Papalexandrou alludes to Pessoa, Seferis, Sachtouris and Beckett all essential artists in European literary modernism, although Sachtouris is less well-known internationally, and one of her poems has an epigraph from Sappho, another a phrase from Pindar. Papalexandrou in an interview has hinted that her work was one continuous poem and this current collection is a continuation of previous books. The first poem quotes from Pessoa, the poet of multiple selves and yet in the poems he attributed to himself and in The Book of Disquiet he is a poet of the “abstract chasm that lies in the depth of things.” The commercial and legal vocabulary, “memorandums,” “falls due,” “deadline,” “profit,” “voucher” evokes the life and work of Pessoa as an assistant book-keeper and explorer of consciousness. This is followed by two poems entitled “The Fugitive” which introduces a female persona perhaps a doppelganger of the poet who is hardly present, “fleshless” is the description and in a black dress which paradoxically spreads light. This is a poetry which uses a minimum of imagery and expressive vocabulary to maximum effect, so much so that when one reads“Dream Unbeheld” the sudden impact of sensuality is extraordinary: “Bathed in night’s silver / two souls a world entire / lustrous sculpture / Him and her.”

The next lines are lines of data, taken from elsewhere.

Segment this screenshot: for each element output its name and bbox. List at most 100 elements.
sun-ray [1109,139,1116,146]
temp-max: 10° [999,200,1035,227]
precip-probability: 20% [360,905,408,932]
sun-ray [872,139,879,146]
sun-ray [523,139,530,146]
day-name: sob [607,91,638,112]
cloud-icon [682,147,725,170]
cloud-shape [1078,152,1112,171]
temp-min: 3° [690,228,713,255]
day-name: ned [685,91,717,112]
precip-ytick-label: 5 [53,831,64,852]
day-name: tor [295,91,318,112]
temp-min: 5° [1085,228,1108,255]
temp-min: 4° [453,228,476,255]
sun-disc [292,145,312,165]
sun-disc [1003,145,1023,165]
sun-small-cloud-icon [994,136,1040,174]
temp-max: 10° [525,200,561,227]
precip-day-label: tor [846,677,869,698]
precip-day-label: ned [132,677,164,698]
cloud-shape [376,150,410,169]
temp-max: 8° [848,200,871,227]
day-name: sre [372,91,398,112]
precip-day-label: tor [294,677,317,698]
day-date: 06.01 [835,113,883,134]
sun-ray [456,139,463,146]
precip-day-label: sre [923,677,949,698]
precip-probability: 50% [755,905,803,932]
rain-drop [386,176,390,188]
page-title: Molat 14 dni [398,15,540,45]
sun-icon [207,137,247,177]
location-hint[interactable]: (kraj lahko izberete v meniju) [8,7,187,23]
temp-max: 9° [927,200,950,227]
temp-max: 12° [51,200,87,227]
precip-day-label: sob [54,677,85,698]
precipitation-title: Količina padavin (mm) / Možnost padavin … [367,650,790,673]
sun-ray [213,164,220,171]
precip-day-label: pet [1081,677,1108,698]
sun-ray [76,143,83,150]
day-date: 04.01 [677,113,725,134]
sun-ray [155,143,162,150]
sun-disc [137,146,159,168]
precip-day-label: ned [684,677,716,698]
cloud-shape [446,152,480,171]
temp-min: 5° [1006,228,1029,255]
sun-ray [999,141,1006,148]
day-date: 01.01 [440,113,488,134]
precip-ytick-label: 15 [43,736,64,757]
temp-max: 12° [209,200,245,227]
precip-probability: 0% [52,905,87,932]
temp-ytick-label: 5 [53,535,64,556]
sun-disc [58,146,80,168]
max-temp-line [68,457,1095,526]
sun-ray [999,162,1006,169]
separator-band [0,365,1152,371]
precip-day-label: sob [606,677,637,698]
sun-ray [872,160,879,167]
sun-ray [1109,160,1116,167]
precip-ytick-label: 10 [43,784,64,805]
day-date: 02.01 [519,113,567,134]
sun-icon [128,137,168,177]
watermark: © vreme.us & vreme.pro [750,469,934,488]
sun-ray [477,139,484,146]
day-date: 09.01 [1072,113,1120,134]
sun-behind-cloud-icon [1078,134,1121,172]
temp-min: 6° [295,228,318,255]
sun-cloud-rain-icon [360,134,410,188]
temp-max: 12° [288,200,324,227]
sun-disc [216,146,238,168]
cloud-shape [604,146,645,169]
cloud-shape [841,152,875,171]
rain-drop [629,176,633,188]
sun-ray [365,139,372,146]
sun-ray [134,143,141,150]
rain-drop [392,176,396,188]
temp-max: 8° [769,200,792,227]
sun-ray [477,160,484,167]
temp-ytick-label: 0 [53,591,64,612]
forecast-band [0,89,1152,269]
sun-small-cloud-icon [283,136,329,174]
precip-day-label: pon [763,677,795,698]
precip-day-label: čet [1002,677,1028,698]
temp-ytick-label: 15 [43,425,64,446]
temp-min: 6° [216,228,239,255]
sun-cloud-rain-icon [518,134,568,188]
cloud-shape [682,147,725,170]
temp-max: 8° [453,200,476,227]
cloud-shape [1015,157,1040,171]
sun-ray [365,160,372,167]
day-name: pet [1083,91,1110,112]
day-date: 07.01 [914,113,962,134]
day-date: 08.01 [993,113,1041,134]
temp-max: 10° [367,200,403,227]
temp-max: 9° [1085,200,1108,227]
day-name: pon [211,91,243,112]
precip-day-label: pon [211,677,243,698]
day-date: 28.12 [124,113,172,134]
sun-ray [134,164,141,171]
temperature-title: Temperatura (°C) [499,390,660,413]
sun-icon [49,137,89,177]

Further figures or apparitions appear, for example a man with a black revolver “shooting into the air / forcing the clouds / to snow” and the economy of Papalexandrou’s means is illustrated by the almost complete absence of colour words with “pink” only in the title of the poem “The Pink Hues of a Lady in Perpetual Motion.”The collection moves from an unstated urban hinterland, “the unlit city” to a depopulated countryside (Pelion is mentioned in a subtitle) perhaps too close to the mood of “The Wasteland” for comfort.
The verse forms are fragmentary perhaps mimicking what little survives of Sappho’s work and suggesting a great volume of unspoken feeling behind the fleeting interactions with the reader. I’m not sure, having no Greek, how much of this latency can be translated except to observe that her translator has managed to communicate that it lies behind Papalexandrou’s work.
One or two local points trouble me. “awhile” in the line “die after awhile” is either a misprint or a grammatical solecism. The line should be “die after awhile” as ‘awhile’ is an adverb as in “wait awhile,” not a noun. Secondly, it peeves me to read yet another poet lamely using the Paul Simon paradox, “the sound of (my) silence” which has only ever worked as rhetorical image within the context of the original song. Finally, the translator’s ear should not have allowed him to perpetrate the line “And when wan you come.” The vowel in “wan” is less distinct than when Keats wrote “so wan and palely loitering” and for many native speakers of English is indistinguishable from the vowel in “one.”
Despite this minor nitpicking “It’s Overtaking Us’ is a stimulating balancing act of language over the void that poets sense when they combine words in new ways.